Trademark delineation agreements are concluded to prevent or resolve disputes between conflicting trademark holders by identifying areas in which trademarks can be used. The authors of this article deal analytically and critically with the jurisprudence and literature relating to the conflict between trademark delimitation agreements and the provisions of the treaty relating to the free movement of goods and competition. They propose that the Commission and the Court of Justice accept delimitation agreements that create fewer trade and competition restrictions than in the absence of the agreement compatible with Article 85 of the EEC Treaty, provided that the restrictions arising from the agreement fall within the specific purpose of the trademarks. Through a highly pedagogical structure, the authors construct the book into four major chapters devoted to the main characteristics of maritime delimitation, general conventional norms, delimitation agreements and judicial contribution to maritime delimitation. 52. As in the case of geographical delimitation, the value of the good if lost is generally low; our comments in paragraph 4 above apply mutatis mutandis. 51. Products reserved for companies X and Company Y do not necessarily have to be similar. Some Member States, including the Benelux countries, also allow a trademark holder to prevent the marketing under its brand of products that do not correspond to those for which the trademark is registered, e.g. B art. 13 A (2) of the single benelux law on trademarks (Eenvormige BenehixMerkenwei). The Trademark Directive (19/104 O.J. L40/I Directive of the Council 1989) authorizes Member States to: provide that „the holder has the right to prevent all third parties who do not have his consent from using, in the course of commercial transactions, a sign which, with or similarly to the mark, unfairly exploits or alters the distinctiveness or reputation of the mark with respect to goods or services that do not resemble those for which the trademark is registered in the Member State and where the use of that sign, without diabolical grounds, exploits or alters the distinctiveness or reputation of the mark in an unfair manner“ (Article 5, paragraph 2).
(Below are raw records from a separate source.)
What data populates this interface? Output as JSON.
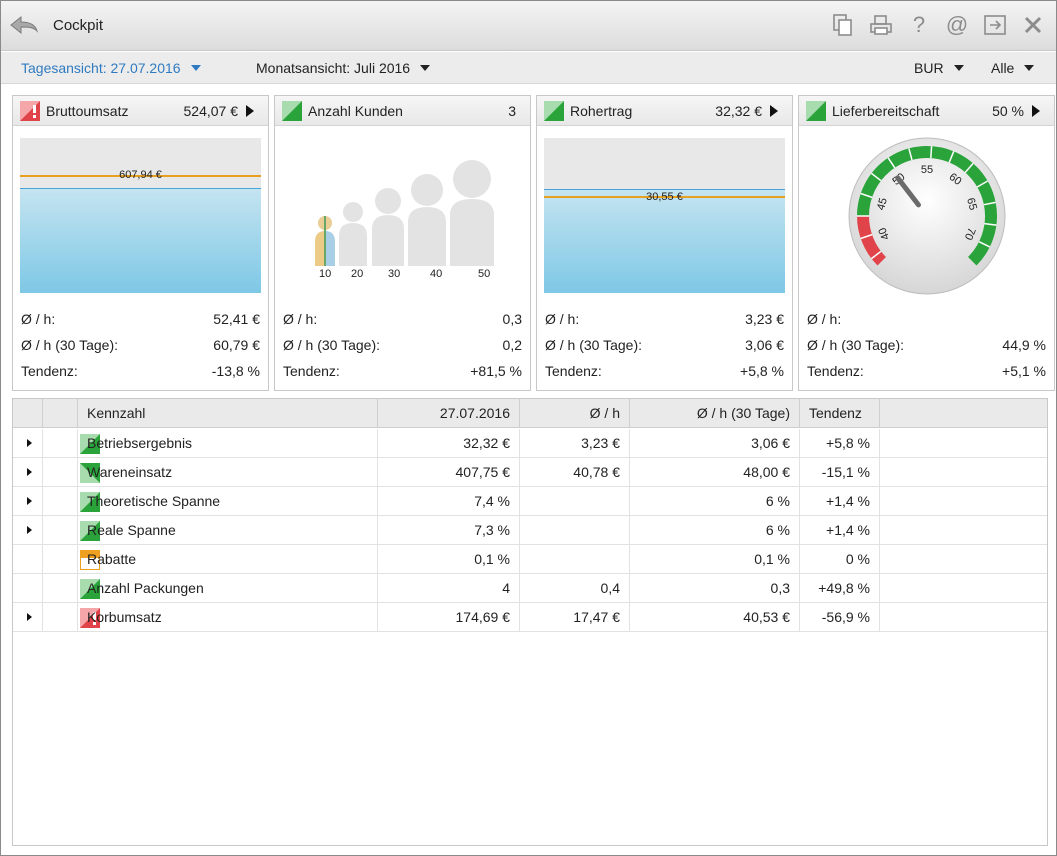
{
  "window": {
    "title": "Cockpit"
  },
  "toolbar": {
    "day_view": "Tagesansicht: 27.07.2016",
    "month_view": "Monatsansicht: Juli 2016",
    "branch": "BUR",
    "filter": "Alle"
  },
  "labels": {
    "avg_h": "Ø / h:",
    "avg_h_30": "Ø / h (30 Tage):",
    "trend": "Tendenz:"
  },
  "cards": [
    {
      "title": "Bruttoumsatz",
      "value": "524,07 €",
      "status": "alert",
      "avg_h": "52,41 €",
      "avg_h_30": "60,79 €",
      "trend": "-13,8 %",
      "ref_label": "607,94 €"
    },
    {
      "title": "Anzahl Kunden",
      "value": "3",
      "status": "good",
      "avg_h": "0,3",
      "avg_h_30": "0,2",
      "trend": "+81,5 %",
      "scale": [
        "10",
        "20",
        "30",
        "40",
        "50"
      ]
    },
    {
      "title": "Rohertrag",
      "value": "32,32 €",
      "status": "good",
      "avg_h": "3,23 €",
      "avg_h_30": "3,06 €",
      "trend": "+5,8 %",
      "ref_label": "30,55 €"
    },
    {
      "title": "Lieferbereitschaft",
      "value": "50 %",
      "status": "good",
      "avg_h": "",
      "avg_h_30": "44,9 %",
      "trend": "+5,1 %",
      "gauge": {
        "value": 50,
        "ticks": [
          "40",
          "45",
          "50",
          "55",
          "60",
          "65",
          "70"
        ]
      }
    }
  ],
  "table": {
    "headers": {
      "kennzahl": "Kennzahl",
      "date": "27.07.2016",
      "avg_h": "Ø / h",
      "avg_h_30": "Ø / h (30 Tage)",
      "trend": "Tendenz"
    },
    "rows": [
      {
        "expandable": true,
        "status": "good",
        "name": "Betriebsergebnis",
        "date": "32,32 €",
        "avg_h": "3,23 €",
        "avg_h_30": "3,06 €",
        "trend": "+5,8 %"
      },
      {
        "expandable": true,
        "status": "good-down",
        "name": "Wareneinsatz",
        "date": "407,75 €",
        "avg_h": "40,78 €",
        "avg_h_30": "48,00 €",
        "trend": "-15,1 %"
      },
      {
        "expandable": true,
        "status": "good",
        "name": "Theoretische Spanne",
        "date": "7,4 %",
        "avg_h": "",
        "avg_h_30": "6 %",
        "trend": "+1,4 %"
      },
      {
        "expandable": true,
        "status": "good",
        "name": "Reale Spanne",
        "date": "7,3 %",
        "avg_h": "",
        "avg_h_30": "6 %",
        "trend": "+1,4 %"
      },
      {
        "expandable": false,
        "status": "neutral",
        "name": "Rabatte",
        "date": "0,1 %",
        "avg_h": "",
        "avg_h_30": "0,1 %",
        "trend": "0 %"
      },
      {
        "expandable": false,
        "status": "good",
        "name": "Anzahl Packungen",
        "date": "4",
        "avg_h": "0,4",
        "avg_h_30": "0,3",
        "trend": "+49,8 %"
      },
      {
        "expandable": true,
        "status": "alert",
        "name": "Korbumsatz",
        "date": "174,69 €",
        "avg_h": "17,47 €",
        "avg_h_30": "40,53 €",
        "trend": "-56,9 %"
      }
    ]
  },
  "colors": {
    "good": "#2aa43a",
    "alert": "#e0444a",
    "neutral": "#f0a020",
    "accent": "#2f7bc1"
  }
}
The same provision was included in the Council`s amended proposal for a regulation on the Community Mark (Com (84) 470 final). The delimitation agreements reviewed by the Commission and the ECJ addressed all risks of confusion (alleged) between trademarks used for similar products (with the exception of Hershey/Herschi). However, we believe that the principles developed in these cases could, mutatis mutandis, apply to delimitation agreements that eliminate a risk of dilution associated with the use of similar brands for different products.